The three directors and the art team, led by production designer Kendal Cronkhite and art director Shannon Jeffries, worked together to come up with outlandish ideas that they could really have fun with at the circus.
“They delivered these beautiful paintings,” recalls Vernon. “Then, we went from there and made them more spectacular and crazy. We really took it in a new direction when we figured out it needed to be really psychedelic. We really don’t need to see the wires and the strings because we wanted to be more magical with this circus. Whenever I’m doing a storyboard, I lose myself in time and space. We wanted to convey this same notion with the animals. Things seem to turn upside down and they are floating around and doing impossible things.”
The directors are also proud of the way they explored 3-D stereography to maximize the project’s eye candy.
“Because this was the first Madagascar film that was in 3-D, we went back and revisited the previous two, and we found out that there were so many scenes in them that would actually work beautifully in 3-D!” says Darnell. “It just came naturally through the style and tone of the film. A circus, of course, is a wonderful, natural way to get mileage out of the format. We also really took advantage of 3-D in the crazy action sequences.”
Exploring New Horizons
As in any film trilogy, the writers and directors of the film got another chance to explore the characters’ relationships and idiosyncrasies.

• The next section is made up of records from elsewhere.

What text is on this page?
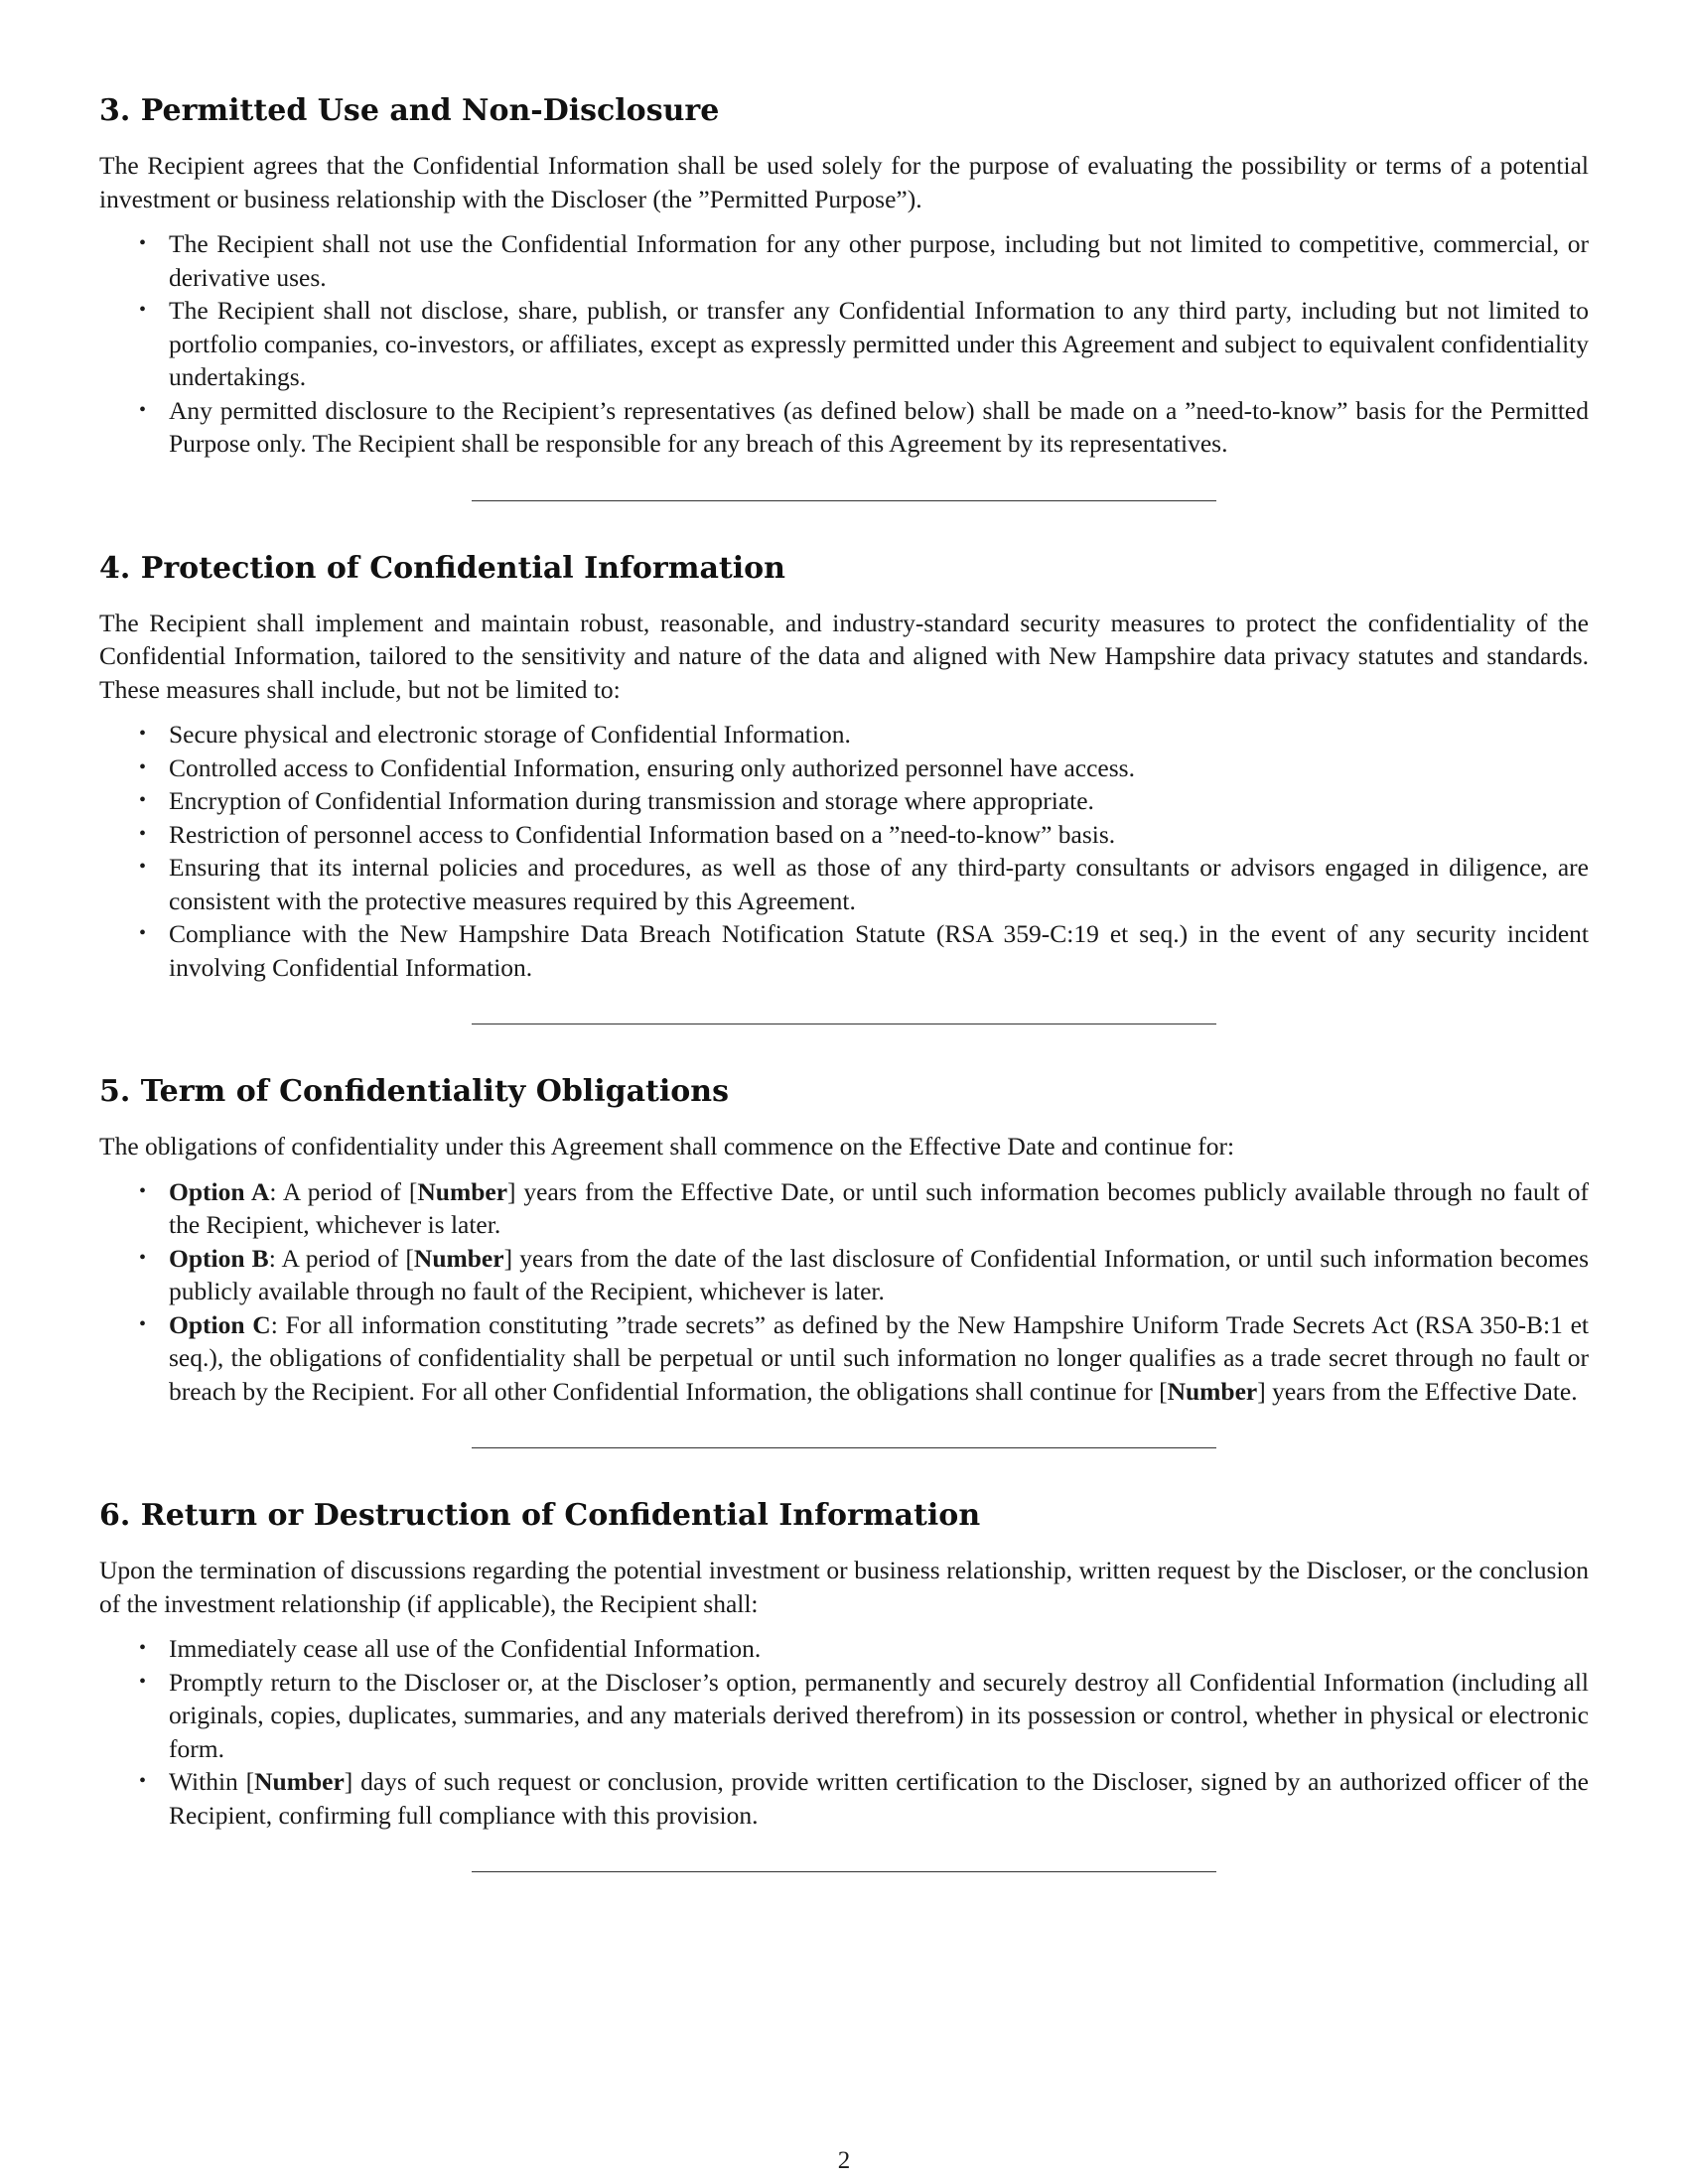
3. Permitted Use and Non-Disclosure

The Recipient agrees that the Confidential Information shall be used solely for the purpose of evaluating the possibility or terms of a potential investment or business relationship with the Discloser (the ”Permitted Purpose”).

• The Recipient shall not use the Confidential Information for any other purpose, including but not limited to competitive, commercial, or derivative uses.
• The Recipient shall not disclose, share, publish, or transfer any Confidential Information to any third party, including but not limited to portfolio companies, co-investors, or affiliates, except as expressly permitted under this Agreement and subject to equivalent confidentiality undertakings.
• Any permitted disclosure to the Recipient’s representatives (as defined below) shall be made on a ”need-to-know” basis for the Permitted Purpose only. The Recipient shall be responsible for any breach of this Agreement by its representatives.
4. Protection of Confidential Information

The Recipient shall implement and maintain robust, reasonable, and industry-standard security measures to protect the confidentiality of the Confidential Information, tailored to the sensitivity and nature of the data and aligned with New Hampshire data privacy statutes and standards. These measures shall include, but not be limited to:

• Secure physical and electronic storage of Confidential Information.
• Controlled access to Confidential Information, ensuring only authorized personnel have access.
• Encryption of Confidential Information during transmission and storage where appropriate.
• Restriction of personnel access to Confidential Information based on a ”need-to-know” basis.
• Ensuring that its internal policies and procedures, as well as those of any third-party consultants or advisors engaged in diligence, are consistent with the protective measures required by this Agreement.
• Compliance with the New Hampshire Data Breach Notification Statute (RSA 359-C:19 et seq.) in the event of any security incident involving Confidential Information.
5. Term of Confidentiality Obligations

The obligations of confidentiality under this Agreement shall commence on the Effective Date and continue for:

• Option A: A period of [Number] years from the Effective Date, or until such information becomes publicly available through no fault of the Recipient, whichever is later.
• Option B: A period of [Number] years from the date of the last disclosure of Confidential Information, or until such information becomes publicly available through no fault of the Recipient, whichever is later.
• Option C: For all information constituting ”trade secrets” as defined by the New Hampshire Uniform Trade Secrets Act (RSA 350-B:1 et seq.), the obligations of confidentiality shall be perpetual or until such information no longer qualifies as a trade secret through no fault or breach by the Recipient. For all other Confidential Information, the obligations shall continue for [Number] years from the Effective Date.
6. Return or Destruction of Confidential Information

Upon the termination of discussions regarding the potential investment or business relationship, written request by the Discloser, or the conclusion of the investment relationship (if applicable), the Recipient shall:

• Immediately cease all use of the Confidential Information.
• Promptly return to the Discloser or, at the Discloser’s option, permanently and securely destroy all Confidential Information (including all originals, copies, duplicates, summaries, and any materials derived therefrom) in its possession or control, whether in physical or electronic form.
• Within [Number] days of such request or conclusion, provide written certification to the Discloser, signed by an authorized officer of the Recipient, confirming full compliance with this provision.
2
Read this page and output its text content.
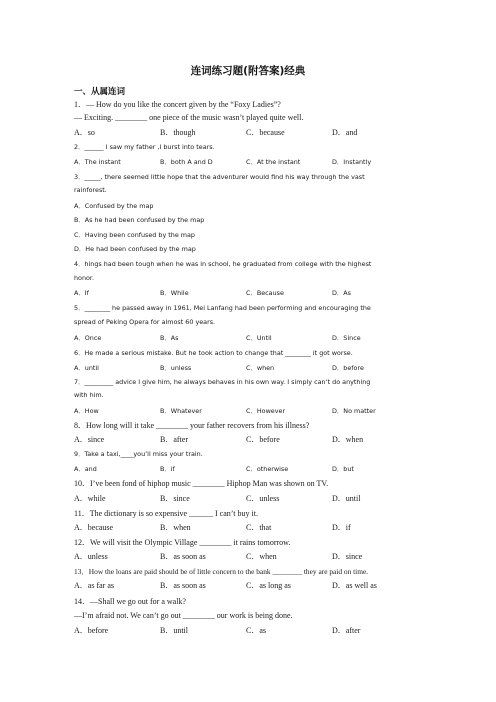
连词练习题(附答案)经典
一、从属连词
1．— How do you like the concert given by the “Foxy Ladies”?
— Exciting. ________ one piece of the music wasn’t played quite well.
A．so	B．though	C．because	D．and
2．______ I saw my father ,I burst into tears.
A．The instant	B．both A and D	C．At the instant	D．Instantly
3．_____, there seemed little hope that the adventurer would find his way through the vast
rainforest.
A．Confused by the map
B．As he had been confused by the map
C．Having been confused by the map
D．He had been confused by the map
4．hings had been tough when he was in school, he graduated from college with the highest
honor.
A．If	B．While	C．Because	D．As
5．________ he passed away in 1961, Mei Lanfang had been performing and encouraging the
spread of Peking Opera for almost 60 years.
A．Once	B．As	C．Until	D．Since
6．He made a serious mistake. But he took action to change that ________ it got worse.
A．until	B．unless	C．when	D．before
7．_________ advice I give him, he always behaves in his own way. I simply can’t do anything
with him.
A．How	B．Whatever	C．However	D．No matter
8．How long will it take ________ your father recovers from his illness?
A．since	B．after	C．before	D．when
9．Take a taxi,____you’ll miss your train.
A．and	B．if	C．otherwise	D．but
10．I’ve been fond of hiphop music ________ Hiphop Man was shown on TV.
A．while	B．since	C．unless	D．until
11．The dictionary is so expensive ______ I can’t buy it.
A．because	B．when	C．that	D．if
12．We will visit the Olympic Village ________ it rains tomorrow.
A．unless	B．as soon as	C．when	D．since
13．How the loans are paid should be of little concern to the bank ________ they are paid on time.
A．as far as	B．as soon as	C．as long as	D．as well as
14．—Shall we go out for a walk?
—I’m afraid not. We can’t go out ________ our work is being done.
A．before	B．until	C．as	D．after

“We didn’t really want to go into this movie just because the last one was a huge international success,” explains Darnell. “We got the opportunity to really finish the story we set out to tell. Since our friends left their home in New York City, we needed to get them to the zoo again. What’s great about working with these characters for such a long time is that we just know what makes Alex tick or how the dynamics of their friendships work. But you also get to delve deeper into the material.”
McGrath totally agrees with his directing partner.
“The story is always the biggest challenge, because we have four zoo animals and then the ensemble cast of all the additional animals, the chimps, the penguins and the new additions. You only have about 80 minutes to tell a story involving 25 or so characters, and you have to negotiate the screen time. It’s a comedy, but you really have to find the heart of the story.”
So what happens if this third installment is just as, or more, popular than the previous films? Will they come up with more adventures for the zoosters?
“On the one hand, we really wrapped things up nicely in this one,” confesses Darnell “But if the movie does well and we come up with an amazing idea that takes advantage of these fantastic characters that people love, we’d be crazy not to go for it!”
DreamWorks Animation’s Madagascar 3: Europe’s Most Wanted premieres at the Cannes Film Festival in May. Paramount releases the film in U.S. theaters on June 8.